Is there a way to check to see if an Microsoft Office process (i.e. Word, Excel) has hung when using Office Automation? Additionally, if the process is hung, is there a way to terminate it?
问题:
回答1:
Let me start off saying that I don't recommend doing this in a service on a server, but I'll do my best to answer the questions.
Running as a service makes it difficult to clean up. For example with what you have running as a service survive killing a hung word or excel. You may be in a position to have to kill the service. Will your service stop if word or excel is in this state.
One problem with trying to test if it is hung, is that your test could cause a new instance of word to startup and work, while the one that the service is running would still be hung.
The best way to determine if it's hung is to ask it to do what it is supposed to be doing and check for the results. I would need to know more about what it is actually doing.
Here are some commands to use in a batch file for cleaning up (both should be in the path):
- sc stop servicename - stops service named servicename
- sc start servicename - starts service named servicename
sc query servicename - Queries the status of servicename
taskkill /F /IM excel.exe - terminates all instances of excel.exe
回答2:
I remember doing this a few years ago - so I'm talking Office XP or 2003 days, not 2007.
Obviously a better solution for automation these days is to use the new XML format that describes docx etc using the System.IO.Packaging namespace.
Back then, I used to notice that whenever MSWord had kicked the bucket and had had enough, a process called "Dr. Watson" was running on the machine. This was my first clue that Word had tripped and fallen over. Sometimes I might see more than one WINWORD.EXE, but my code just used to scan for the good Doctor.
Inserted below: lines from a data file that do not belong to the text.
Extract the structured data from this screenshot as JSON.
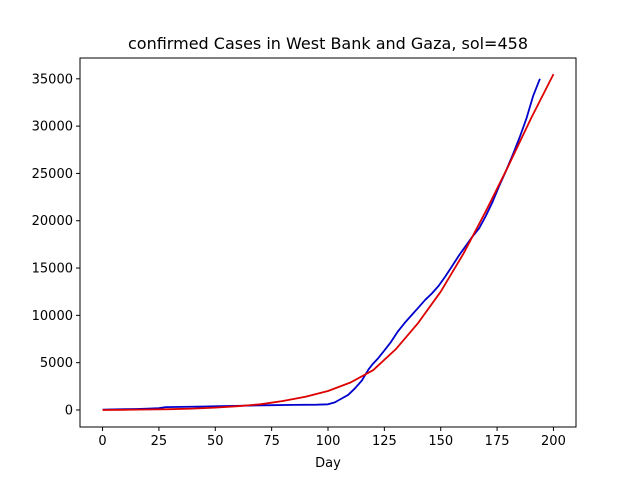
{
  "chart_data": {
    "type": "line",
    "title": "confirmed Cases in West Bank and Gaza, sol=458",
    "xlabel": "Day",
    "ylabel": "",
    "xlim": [
      -10,
      210
    ],
    "ylim": [
      -1800,
      37200
    ],
    "grid": false,
    "x_ticks": [
      0,
      25,
      50,
      75,
      100,
      125,
      150,
      175,
      200
    ],
    "y_ticks": [
      0,
      5000,
      10000,
      15000,
      20000,
      25000,
      30000,
      35000
    ],
    "series": [
      {
        "color": "#0000cc",
        "x": [
          0,
          5,
          10,
          15,
          20,
          25,
          28,
          35,
          45,
          55,
          65,
          75,
          85,
          95,
          100,
          103,
          106,
          109,
          112,
          115,
          118,
          120,
          122,
          125,
          128,
          131,
          134,
          137,
          140,
          143,
          146,
          149,
          152,
          155,
          158,
          161,
          164,
          167,
          170,
          173,
          176,
          179,
          182,
          185,
          188,
          191,
          194
        ],
        "y": [
          30,
          60,
          80,
          100,
          150,
          200,
          300,
          320,
          370,
          420,
          460,
          500,
          540,
          560,
          600,
          800,
          1200,
          1600,
          2300,
          3100,
          4300,
          4900,
          5400,
          6300,
          7200,
          8300,
          9200,
          10000,
          10800,
          11600,
          12300,
          13100,
          14100,
          15200,
          16300,
          17300,
          18300,
          19200,
          20500,
          22000,
          23700,
          25300,
          27000,
          28800,
          30800,
          33200,
          35000
        ]
      },
      {
        "color": "#dd0000",
        "x": [
          0,
          10,
          20,
          30,
          40,
          50,
          60,
          70,
          80,
          90,
          100,
          110,
          120,
          130,
          140,
          150,
          160,
          170,
          180,
          190,
          200
        ],
        "y": [
          0,
          20,
          50,
          80,
          150,
          250,
          400,
          600,
          950,
          1400,
          2000,
          2900,
          4200,
          6400,
          9200,
          12500,
          16500,
          21000,
          25800,
          30800,
          35500
        ]
      }
    ]
  }
}
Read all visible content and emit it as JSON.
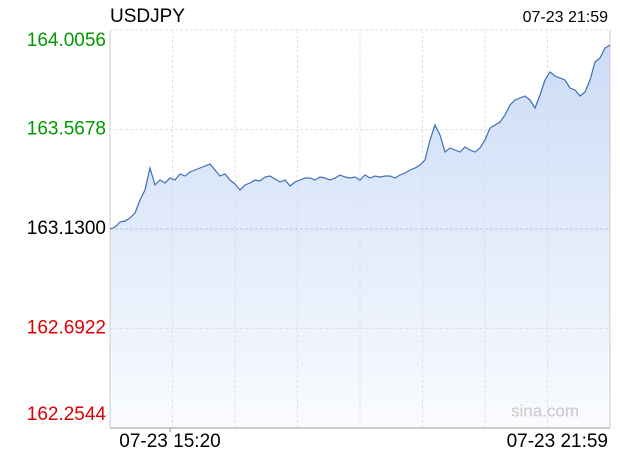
{
  "chart_data": {
    "type": "line",
    "title": "USDJPY",
    "updated": "07-23 21:59",
    "watermark": "sina.com",
    "categories": [
      null,
      null,
      null,
      null,
      null,
      null,
      null,
      null,
      null,
      null,
      null,
      null,
      "07-23 15:20",
      null,
      null,
      null,
      null,
      null,
      null,
      null,
      null,
      null,
      null,
      null,
      null,
      null,
      null,
      null,
      null,
      null,
      null,
      null,
      null,
      null,
      null,
      null,
      null,
      null,
      null,
      null,
      null,
      null,
      null,
      null,
      null,
      null,
      null,
      null,
      null,
      null,
      null,
      null,
      null,
      null,
      null,
      null,
      null,
      null,
      null,
      null,
      null,
      null,
      null,
      null,
      null,
      null,
      null,
      null,
      null,
      null,
      null,
      null,
      null,
      null,
      null,
      null,
      null,
      null,
      null,
      null,
      null,
      null,
      null,
      null,
      null,
      null,
      null,
      null,
      null,
      null,
      null,
      null,
      null,
      null,
      null,
      null,
      null,
      null,
      null,
      null,
      "07-23 21:59"
    ],
    "series": [
      {
        "name": "USDJPY",
        "color": "#3d6fb6",
        "values": [
          163.13,
          163.1388,
          163.1608,
          163.1652,
          163.1784,
          163.2004,
          163.2576,
          163.3016,
          163.3984,
          163.3236,
          163.3456,
          163.3324,
          163.3544,
          163.3456,
          163.372,
          163.3632,
          163.3808,
          163.3896,
          163.3984,
          163.4072,
          163.416,
          163.3896,
          163.3632,
          163.372,
          163.3456,
          163.328,
          163.3016,
          163.3236,
          163.3324,
          163.3456,
          163.3412,
          163.3588,
          163.3632,
          163.35,
          163.3368,
          163.3456,
          163.3192,
          163.3368,
          163.3456,
          163.3544,
          163.3544,
          163.3456,
          163.3588,
          163.3544,
          163.3456,
          163.3544,
          163.3676,
          163.3588,
          163.3544,
          163.3588,
          163.3456,
          163.3676,
          163.3544,
          163.3632,
          163.3588,
          163.3632,
          163.3632,
          163.3544,
          163.3676,
          163.3764,
          163.3896,
          163.3984,
          163.4116,
          163.4336,
          163.5216,
          163.5876,
          163.5436,
          163.4688,
          163.4864,
          163.4776,
          163.4688,
          163.4908,
          163.4776,
          163.4688,
          163.4864,
          163.5216,
          163.5744,
          163.5876,
          163.6008,
          163.6316,
          163.6756,
          163.6976,
          163.7064,
          163.7152,
          163.6976,
          163.6624,
          163.7196,
          163.7856,
          163.8208,
          163.8032,
          163.7944,
          163.7856,
          163.7504,
          163.7416,
          163.7152,
          163.7328,
          163.7856,
          163.8648,
          163.8824,
          163.9264,
          163.9396
        ]
      }
    ],
    "prev_close": 163.13,
    "ylim": [
      162.2544,
      164.0056
    ],
    "yticks": [
      {
        "value": 162.2544,
        "label": "162.2544"
      },
      {
        "value": 162.6922,
        "label": "162.6922"
      },
      {
        "value": 163.13,
        "label": "163.1300"
      },
      {
        "value": 163.5678,
        "label": "163.5678"
      },
      {
        "value": 164.0056,
        "label": "164.0056"
      }
    ],
    "grid": true,
    "up_color": "#009900",
    "flat_color": "#000000",
    "down_color": "#dd0000",
    "area_color": "#c9daf6"
  }
}
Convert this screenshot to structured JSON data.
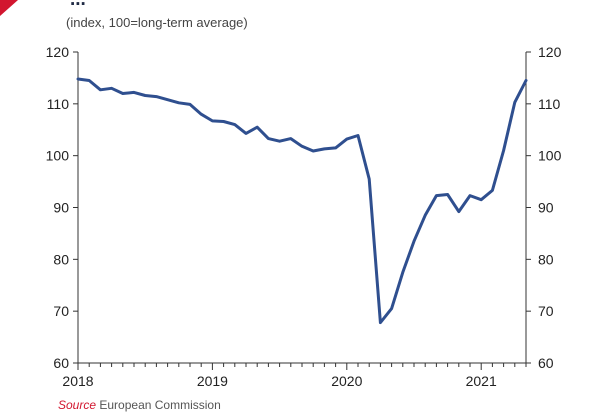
{
  "header": {
    "title_fragment": "...",
    "subtitle": "(index, 100=long-term average)"
  },
  "footer": {
    "source_label": "Source",
    "source_text": "European Commission"
  },
  "colors": {
    "line": "#2f4f8f",
    "accent": "#d2162f",
    "axis": "#333333",
    "text": "#222222"
  },
  "chart_data": {
    "type": "line",
    "title": "",
    "subtitle": "(index, 100=long-term average)",
    "xlabel": "",
    "ylabel": "",
    "ylim": [
      60,
      120
    ],
    "y_ticks": [
      60,
      70,
      80,
      90,
      100,
      110,
      120
    ],
    "y_tick_labels": [
      "60",
      "70",
      "80",
      "90",
      "100",
      "110",
      "120"
    ],
    "x_tick_labels": [
      "2018",
      "2019",
      "2020",
      "2021"
    ],
    "xlim": [
      "2018-01",
      "2021-05"
    ],
    "grid": false,
    "dual_axis_labels": true,
    "series": [
      {
        "x": [
          "2018-01",
          "2018-02",
          "2018-03",
          "2018-04",
          "2018-05",
          "2018-06",
          "2018-07",
          "2018-08",
          "2018-09",
          "2018-10",
          "2018-11",
          "2018-12",
          "2019-01",
          "2019-02",
          "2019-03",
          "2019-04",
          "2019-05",
          "2019-06",
          "2019-07",
          "2019-08",
          "2019-09",
          "2019-10",
          "2019-11",
          "2019-12",
          "2020-01",
          "2020-02",
          "2020-03",
          "2020-04",
          "2020-05",
          "2020-06",
          "2020-07",
          "2020-08",
          "2020-09",
          "2020-10",
          "2020-11",
          "2020-12",
          "2021-01",
          "2021-02",
          "2021-03",
          "2021-04",
          "2021-05"
        ],
        "values": [
          114.8,
          114.5,
          112.7,
          113.0,
          112.0,
          112.2,
          111.6,
          111.4,
          110.8,
          110.2,
          109.9,
          108.0,
          106.7,
          106.6,
          106.0,
          104.3,
          105.5,
          103.3,
          102.8,
          103.3,
          101.8,
          100.9,
          101.3,
          101.5,
          103.2,
          103.9,
          95.5,
          67.8,
          70.5,
          77.5,
          83.5,
          88.5,
          92.3,
          92.5,
          89.2,
          92.3,
          91.5,
          93.3,
          101.0,
          110.3,
          114.5
        ]
      }
    ]
  }
}
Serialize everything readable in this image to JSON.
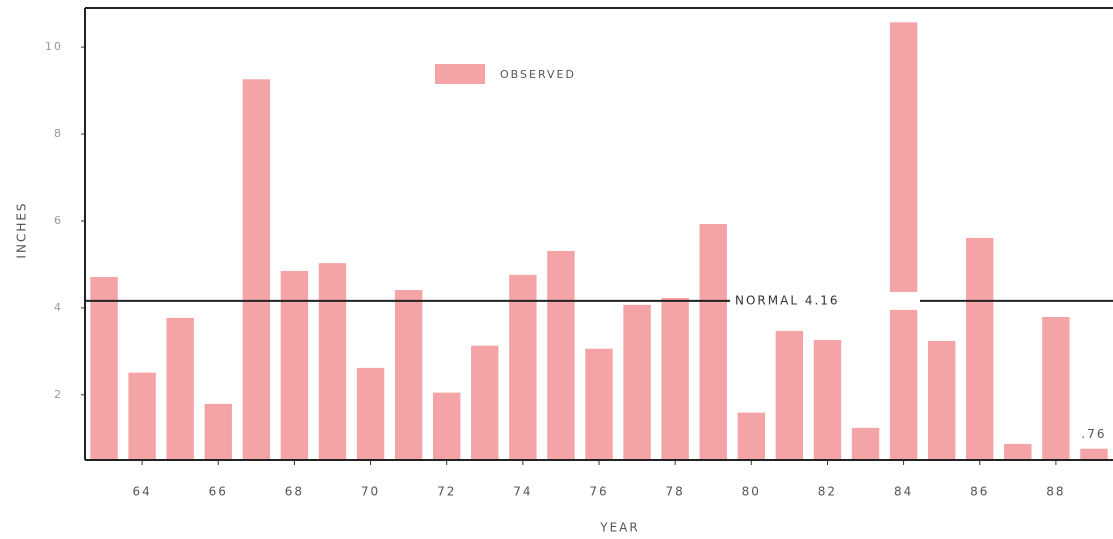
{
  "chart_data": {
    "type": "bar",
    "x_label": "YEAR",
    "y_label": "INCHES",
    "categories": [
      null,
      "64",
      null,
      "66",
      null,
      "68",
      null,
      "70",
      null,
      "72",
      null,
      "74",
      null,
      "76",
      null,
      "78",
      null,
      "80",
      null,
      "82",
      null,
      "84",
      null,
      "86",
      null,
      "88",
      null
    ],
    "series": [
      {
        "name": "OBSERVED",
        "color": "#f4a3a6",
        "values": [
          4.71,
          2.51,
          3.77,
          1.79,
          9.26,
          4.85,
          5.03,
          2.62,
          4.41,
          2.05,
          3.13,
          4.76,
          5.31,
          3.06,
          4.07,
          4.23,
          5.93,
          1.59,
          3.47,
          3.26,
          1.24,
          10.57,
          3.24,
          5.61,
          0.87,
          3.79,
          0.76
        ],
        "value_labels": [
          null,
          null,
          null,
          null,
          null,
          null,
          null,
          null,
          null,
          null,
          null,
          null,
          null,
          null,
          null,
          null,
          null,
          null,
          null,
          null,
          null,
          null,
          null,
          null,
          null,
          null,
          ".76"
        ]
      }
    ],
    "normal": {
      "value": 4.16,
      "label": "NORMAL  4.16"
    },
    "ylim": [
      0.5,
      10.9
    ],
    "yticks": [
      2,
      4,
      6,
      8,
      10
    ]
  }
}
Once I saw that (in code), I killed all WINWORD.EXE processes the good Doctor himself, and restarted the process of torturing Word :-)
Hope that gives you some clues as to what to look for.
All the best,
Rob G
P.S. I might even be able to dig out the code in my archives if you don't come right!
回答3:
I can answer the latter half; if you have a reference to the application object in your code, you can simply call "Quit" on it:
private Microsoft.Office.Interop.Excel.Application _excel;
// ... do some stuff ...
_excel.Quit();
For checking for a hung process, I'd guess you'd want to try to get some data from the application and see if you get results in a reasonable time frame (check in a timer or other thread or something). There's probably a better way though.